Because here’s the thing they don’t understand: Women have always been underestimated. They’ve tried to silence us, shame us, legislate us into submission. But we are louder than their fear. We are fiercer than their hate. We have endured centuries of oppression and come out on the other side, not broken, but unbreakable.
We’ve marched. We’ve voted. We’ve demanded better. And we will not stop. Because for every door slammed in our faces, we’ve kicked down another. For every attempt to diminish us, we’ve grown taller. for every step backward, we’ve taken two forward. For every insult, we’ve created art. For every law against us, we’ve birthed revolution. They can try to hold us down, but we’ve already learned to rise—and we’re just getting started.
The Seneca Project’s incredible “American Girl” video reminds us so powerfully about who we are, how far we have come, and how much further we can go.

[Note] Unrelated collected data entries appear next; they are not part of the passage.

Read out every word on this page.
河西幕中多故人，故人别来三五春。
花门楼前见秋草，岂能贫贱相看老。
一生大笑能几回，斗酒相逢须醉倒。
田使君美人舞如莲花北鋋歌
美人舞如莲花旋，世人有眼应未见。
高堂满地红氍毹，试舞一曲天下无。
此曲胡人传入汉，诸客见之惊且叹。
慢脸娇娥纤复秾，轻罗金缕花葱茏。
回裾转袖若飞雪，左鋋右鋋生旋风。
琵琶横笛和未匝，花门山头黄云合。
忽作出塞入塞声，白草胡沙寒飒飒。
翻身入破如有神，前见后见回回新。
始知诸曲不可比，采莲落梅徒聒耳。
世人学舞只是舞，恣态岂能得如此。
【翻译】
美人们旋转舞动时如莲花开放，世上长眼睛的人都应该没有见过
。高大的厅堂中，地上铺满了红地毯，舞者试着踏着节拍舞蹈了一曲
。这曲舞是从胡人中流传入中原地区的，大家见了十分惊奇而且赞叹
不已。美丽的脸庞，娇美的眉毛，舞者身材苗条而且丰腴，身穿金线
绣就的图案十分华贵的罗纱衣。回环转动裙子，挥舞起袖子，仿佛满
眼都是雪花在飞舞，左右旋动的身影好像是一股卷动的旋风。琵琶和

I’m so proud to know fellow JERSEY GIRL Tara Setmayer. I’m so proud to be in this fight with her and her amazing partner Michelle Kinney. And I’m so blown away by how amazingly good at this shit they are.
Here’s what she had to say about this unbelievably inspiring and beautiful video:
“American Girl honors the fierce historic battles fought for our rights as women but also highlights our incredible strength and perseverance. It’s more than an ad. It’s an anthem.”
Please, watch the video - share it with every woman you know. And donate to the Seneca Project if you can.
Love you guys.
Stay safe, stay strong, stay away from wankers like Piers.
❤️Jo




JoJo, you have absolutely topped yourself by adding in the British slang!! OMG, if I couldn't love you more!
And yes, Piers is a wanker, and always has been a fecking tosser ever since his Daily Mail days, don't expect his colors to ever change.
Fuck yeah, Jojo. Here's the thing...after I was lost, I spent so much time alone. In my apartment. Doing woodworking projects. And I made the decision to live out loud. My next date, after a year of woodworking, was a kind, intelligent, funny man . And I was my genuine self on the longest date of my life. I (almost) started a riot at the bar because the VISITING team, that just beat us, was being obnoxious, and a bag of dicks. So, yes, I voiced my opinion that they go the fuck home...back to their state. Onward to the dive music club where my friend's band was playing. Had a blast. Then onto the final destination, where everyone on a first date ended up. He bought me a dolphin balloon. That balloon stayed in my apartment for six weeks. After a week, kinda thought this was the guy for me. So, I told him my history. All of my shitty history. And, he stuck around. We've been married over thirty plus years. The best things happen when you actually ARE who you are. So, again, FUCK YEAH. PM is a wanker. PS...when we met, he was a republican. Now, he sees the light.